All patients with progressive visual loss and optic nerve dysfunction should have an MRI of the orbit and brain.

Treatment

1. Depends on the etiology.

2. Treatment for optic nerve glioma is controversial. These lesions are often monitored unless there is evidence of intracranial involvement, at which point surgical excision may be indicated. Most of these patients are young children, who are very susceptible to cognitive complications of radiotherapy. Chemotherapy may be considered if there is progressive visual loss.

3. For optic nerve sheath meningiomas, fractionated stereotactic radiotherapy treatment should be considered. Serial MRIs may be used to monitor tumor control.
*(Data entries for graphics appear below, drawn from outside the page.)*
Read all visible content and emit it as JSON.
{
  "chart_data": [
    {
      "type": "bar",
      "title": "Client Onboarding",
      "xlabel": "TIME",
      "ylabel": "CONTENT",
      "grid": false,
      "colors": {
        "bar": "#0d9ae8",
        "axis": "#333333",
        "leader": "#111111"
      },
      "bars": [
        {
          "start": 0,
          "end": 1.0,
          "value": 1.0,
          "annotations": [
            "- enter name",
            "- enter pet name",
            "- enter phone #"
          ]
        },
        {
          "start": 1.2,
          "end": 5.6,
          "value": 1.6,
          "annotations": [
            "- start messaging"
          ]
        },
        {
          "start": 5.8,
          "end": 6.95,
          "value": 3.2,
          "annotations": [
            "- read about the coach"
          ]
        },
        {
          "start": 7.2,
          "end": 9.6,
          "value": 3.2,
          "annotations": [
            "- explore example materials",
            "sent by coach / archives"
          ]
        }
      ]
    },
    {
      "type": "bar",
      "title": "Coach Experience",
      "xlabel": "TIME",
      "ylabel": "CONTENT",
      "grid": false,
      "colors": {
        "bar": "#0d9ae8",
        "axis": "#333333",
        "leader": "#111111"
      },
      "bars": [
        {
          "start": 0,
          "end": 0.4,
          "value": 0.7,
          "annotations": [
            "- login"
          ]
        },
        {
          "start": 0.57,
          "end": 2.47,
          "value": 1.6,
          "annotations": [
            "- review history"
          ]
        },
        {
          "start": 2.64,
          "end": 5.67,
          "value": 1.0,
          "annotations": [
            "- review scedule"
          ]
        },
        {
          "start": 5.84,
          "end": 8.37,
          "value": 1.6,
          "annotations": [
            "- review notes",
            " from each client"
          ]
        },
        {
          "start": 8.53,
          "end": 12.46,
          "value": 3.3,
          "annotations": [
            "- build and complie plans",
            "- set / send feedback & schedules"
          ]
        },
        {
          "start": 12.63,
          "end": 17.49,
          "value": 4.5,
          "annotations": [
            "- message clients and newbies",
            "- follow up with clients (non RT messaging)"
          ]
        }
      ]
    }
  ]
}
LEBER HEREDITARY OPTIC NEUROPATHY

Symptoms

Painless progressive visual loss in one and then the other eye within days to months of each other. Visual loss is bilateral at onset in approximately 25% of cases.

Signs

Critical

Mild swelling of optic disc progressing over weeks to optic atrophy; small, telangiectatic blood vessels near the disc that do not leak on i.v. fluorescein angiography often present acutely; usually occurs in young men aged 15 to 30 years, and less commonly in women who are often older.

Other

Visual acuity 20/200 to counting fingers, cecocentral visual field defect.

Transmission

By mitochondrial DNA (transmitted by mothers to all offspring). However, 50% to 70% of sons and 10% to 15% of daughters manifest the disease. All daughters are carriers, and none of the sons can transmit the disease.

Workup

Genetic testing is available for the most frequent base-pair nucleotide substitutions at positions 11778, 3460, and 14484 in the mitochondrial gene for the NADH dehydrogenase protein.

Treatment

1. Idebenone is used in Canada and the United Kingdom but is not available in the United States. Studies thus far have shown variable results regarding its effectiveness. Phase 3 clinical trials of gene replacement are ongoing.

2. Tobacco (or exposure to smoke) and alcohol avoidance are recommended to avoid mitochondrial stress.

3. Genetic counseling should be offered.

4. Consider cardiology consult because of increased incidence of cardiac conduction defects.

DOMINANT OPTIC ATROPHY

Mild-to-moderate bilateral visual loss (20/40 to 20/200) usually presenting at approximately age 4 years old. Slow progression, temporal disc pallor, cecocentral visual field defect, tritanopic (blue-yellow) color defect on Farnsworth–Munsell 100-hue test, strong family history, and no nystagmus. OPA1 and other mutations are responsible.

COMPLICATED HEREDITARY OPTIC ATROPHY

Bilateral optic atrophy with spinocerebellar degenerations (e.g., Friedreich, Marie, Behr), polyneuropathy (e.g., Charcot–Marie–Tooth), or inborn errors of metabolism.

RADIATION OPTIC NEUROPATHY

Delayed effect (usually 1 to 5 years) after radiation therapy to the eye, orbit, sinus, nasopharynx, and brain with acute or gradual stepwise visual loss that is commonly severe. Disc swelling, radiation retinopathy, or both may be present. Enhancement of optic nerve or chiasm on MRI.